Use execution parameters to configure the following properties:
- Rollover properties
- When you write to an HDFS complex file, the file rollover process closes the current file that is being written to and creates a new file on the basis of file size or time. When you write to the, you can configure a time-based rollover or size-based rollover. You can use the following optional execution parameters to configure rollover:
- - rolloverTime. You can configure a rollover of the HDFS file when a certain period of time has elapsed. Specify rollover time in hours. For example, you can specify a value of 1.
- - rolloverSize. You can configure a rollover of the HDFS target file when the target file reaches a certain size. Specify the size in GB. For example, you can specify a value of 1.
- The default is size-based rollover.

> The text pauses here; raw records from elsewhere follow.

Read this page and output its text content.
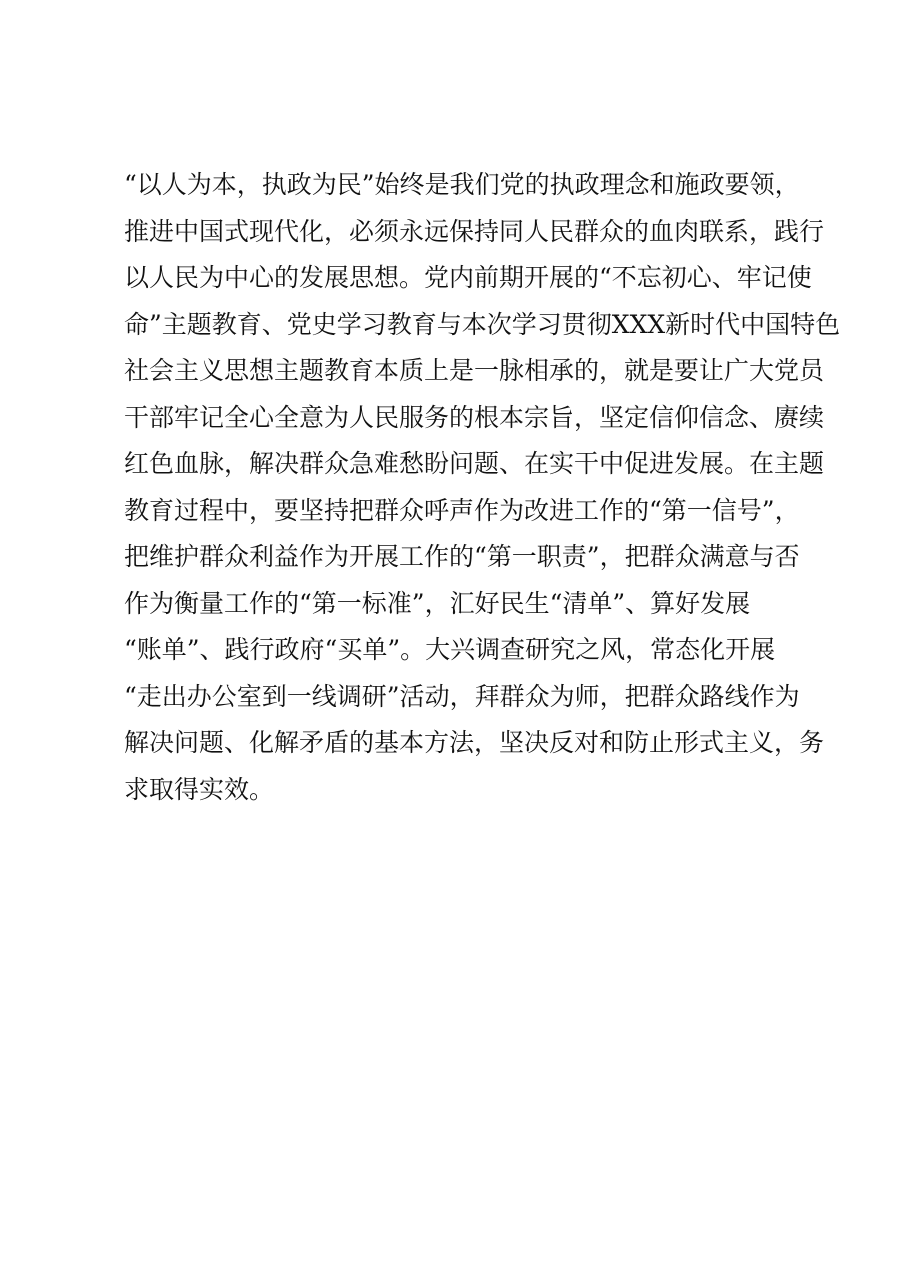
“以人为本，执政为民”始终是我们党的执政理念和施政要领，
推进中国式现代化，必须永远保持同人民群众的血肉联系，践行
以人民为中心的发展思想。党内前期开展的“不忘初心、牢记使
命”主题教育、党史学习教育与本次学习贯彻XXX新时代中国特色
社会主义思想主题教育本质上是一脉相承的，就是要让广大党员
干部牢记全心全意为人民服务的根本宗旨，坚定信仰信念、赓续
红色血脉，解决群众急难愁盼问题、在实干中促进发展。在主题
教育过程中，要坚持把群众呼声作为改进工作的“第一信号”，
把维护群众利益作为开展工作的“第一职责”，把群众满意与否
作为衡量工作的“第一标准”，汇好民生“清单”、算好发展
“账单”、践行政府“买单”。大兴调查研究之风，常态化开展
“走出办公室到一线调研”活动，拜群众为师，把群众路线作为
解决问题、化解矛盾的基本方法，坚决反对和防止形式主义，务
求取得实效。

You can implement both rollover schemes for a target file, in which case, the event that occurs first triggers a rollover. For example, if you set rollover time to 1 hour and rollover size to 1 GB, the target service rolls the file over when the file reaches a size of 1 GB even if the 1-hour period has not elapsed.
- Pool properties
- You can configure the maximum pool size that one Spark executor can have to write to a file. Use the pool.maxTotal execution parameter to specify the pool size. Default pool size is 8.
- Retry Interval
- You can specify the time interval for which Spark tries to create the target file or write to it if it fails to do so the first time. Spark tries a maximum of three times during the time interval that you specify. Use the retryTimeout execution parameter to specify the timeout in milliseconds. Default is 30,000 milliseconds.